Member of the Virginia House of Burgesses
- In office 1748–1758 Serving with Benjamin Cave
- Constituency: Orange County

Personal details
- Born: February 10, 1710 Orange County, Colony of Virginia, British America
- Died: November 4, 1792 (aged 82)
- Spouse(s): Rachel Gibson ​(died)​ Sarah Taliaferro Conway
- Children: 14
- Parent: James Taylor (father);
- Relatives: Richard Taylor (nephew) Zachary Taylor (grand nephew) James Madison (grand nephew) James Taylor Jr. (grand nephew) Edmund H. Taylor Jr. (great-great-grandson) John Penn
- Occupation: Politician

= George Taylor (Virginia politician) =

American politician (1710–1792)

George Taylor (February 10, 1710 – November 4, 1792) was an American politician and militia officer from Virginia. He served in the Virginia House of Burgesses from 1748 to 1758.

==Early life==
George Taylor was born on February 10, 1710, in Orange County, Virginia, to Martha (Thompson) and James Taylor. His father was a member of the Virginia House of Burgesses. His nephews were Richard Taylor and Hancock Taylor. His grand nephews were Zachary Taylor, James Madison, and James Taylor Jr.

==Career==
Taylor was appointed deputy clerk of Orange County in 1749. He was appointed clerk in 1750. He remained in the role until he was succeeded by his son James in 1772.

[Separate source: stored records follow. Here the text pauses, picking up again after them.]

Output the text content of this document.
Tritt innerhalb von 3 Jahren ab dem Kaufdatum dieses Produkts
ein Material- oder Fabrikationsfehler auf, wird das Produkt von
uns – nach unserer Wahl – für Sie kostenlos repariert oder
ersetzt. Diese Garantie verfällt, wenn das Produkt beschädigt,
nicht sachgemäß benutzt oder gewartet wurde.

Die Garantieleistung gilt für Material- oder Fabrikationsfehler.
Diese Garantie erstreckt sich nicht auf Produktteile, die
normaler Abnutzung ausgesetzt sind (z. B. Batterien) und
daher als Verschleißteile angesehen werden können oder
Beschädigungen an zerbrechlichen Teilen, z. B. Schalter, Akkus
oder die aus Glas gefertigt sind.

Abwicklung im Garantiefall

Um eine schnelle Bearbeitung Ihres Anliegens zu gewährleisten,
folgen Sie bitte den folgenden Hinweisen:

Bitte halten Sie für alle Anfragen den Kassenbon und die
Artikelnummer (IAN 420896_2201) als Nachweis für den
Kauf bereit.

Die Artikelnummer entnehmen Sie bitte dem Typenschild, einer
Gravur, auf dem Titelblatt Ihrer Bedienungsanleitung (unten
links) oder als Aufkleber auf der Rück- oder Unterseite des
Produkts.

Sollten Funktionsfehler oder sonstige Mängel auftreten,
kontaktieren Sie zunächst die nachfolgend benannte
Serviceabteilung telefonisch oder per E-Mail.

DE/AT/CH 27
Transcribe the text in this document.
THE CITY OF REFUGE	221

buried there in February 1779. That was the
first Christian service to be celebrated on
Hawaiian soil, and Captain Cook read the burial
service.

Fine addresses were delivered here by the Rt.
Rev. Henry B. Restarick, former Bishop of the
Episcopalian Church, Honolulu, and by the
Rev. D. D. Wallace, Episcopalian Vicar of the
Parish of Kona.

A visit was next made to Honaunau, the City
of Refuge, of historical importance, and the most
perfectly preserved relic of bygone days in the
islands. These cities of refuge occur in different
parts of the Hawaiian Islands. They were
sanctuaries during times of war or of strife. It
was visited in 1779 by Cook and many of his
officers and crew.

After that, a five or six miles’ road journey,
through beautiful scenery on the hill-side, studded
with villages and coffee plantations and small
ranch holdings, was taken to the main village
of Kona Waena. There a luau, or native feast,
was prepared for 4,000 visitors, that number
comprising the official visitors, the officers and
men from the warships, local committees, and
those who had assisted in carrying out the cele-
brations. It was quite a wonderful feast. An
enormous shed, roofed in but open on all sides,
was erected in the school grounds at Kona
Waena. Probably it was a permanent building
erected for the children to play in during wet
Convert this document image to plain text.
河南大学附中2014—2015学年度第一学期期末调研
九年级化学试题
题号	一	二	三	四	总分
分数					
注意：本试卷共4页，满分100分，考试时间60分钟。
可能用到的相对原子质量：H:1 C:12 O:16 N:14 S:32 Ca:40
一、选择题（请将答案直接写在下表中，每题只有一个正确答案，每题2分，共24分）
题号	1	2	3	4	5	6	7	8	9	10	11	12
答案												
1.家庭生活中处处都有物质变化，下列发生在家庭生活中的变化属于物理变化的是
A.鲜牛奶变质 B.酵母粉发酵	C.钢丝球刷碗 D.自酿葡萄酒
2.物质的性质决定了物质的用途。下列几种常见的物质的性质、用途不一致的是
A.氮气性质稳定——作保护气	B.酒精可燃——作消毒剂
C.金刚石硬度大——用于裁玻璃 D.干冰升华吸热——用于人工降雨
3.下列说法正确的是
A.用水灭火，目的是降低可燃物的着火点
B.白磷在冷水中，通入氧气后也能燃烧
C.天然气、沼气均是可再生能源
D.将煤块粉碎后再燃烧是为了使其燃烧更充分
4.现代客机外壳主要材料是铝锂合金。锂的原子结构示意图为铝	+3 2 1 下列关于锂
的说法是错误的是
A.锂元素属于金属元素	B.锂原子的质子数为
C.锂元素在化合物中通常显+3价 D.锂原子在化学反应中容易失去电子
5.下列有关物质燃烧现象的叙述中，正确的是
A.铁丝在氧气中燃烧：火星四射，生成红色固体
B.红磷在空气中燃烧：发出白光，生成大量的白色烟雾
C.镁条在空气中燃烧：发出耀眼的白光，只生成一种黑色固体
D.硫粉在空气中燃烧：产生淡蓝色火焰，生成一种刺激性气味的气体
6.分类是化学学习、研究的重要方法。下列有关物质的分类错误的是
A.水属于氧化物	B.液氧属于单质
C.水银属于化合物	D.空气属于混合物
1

Taylor was appointed colonel of the Orange County militia by Governor Robert Dinwiddie during the French and Indian War. He was a member of the Orange County Committee of Safety during the American Revolutionary War.

Taylor served in the Virginia House of Burgesses, representing Orange County, from 1748 to 1758. He was a member of the Virginia Convention of 1775.

==Personal life==
Taylor married Rachel Gibson, daughter of Jonathan Gibson. They had 11 sons: James, George, Jonathan, Edmund, Francis, Richard, John, William, Charles, Reuben, and Benjamin. All of his sons served in the Revolutionary War except for George, who died in 1761. After his wife Rachel died, Taylor married Sarah (née Taliaferro) Conway. They had one son, Charles Conway. He had as many as 14 sons, in total. According to other sources, only seven of his sons served in the Revolutionary War. His great-great-grandson was Edmund H. Taylor Jr. He was also an ancestor of John Penn.

Taylor's home was called Midland. He died on November 4, 1792.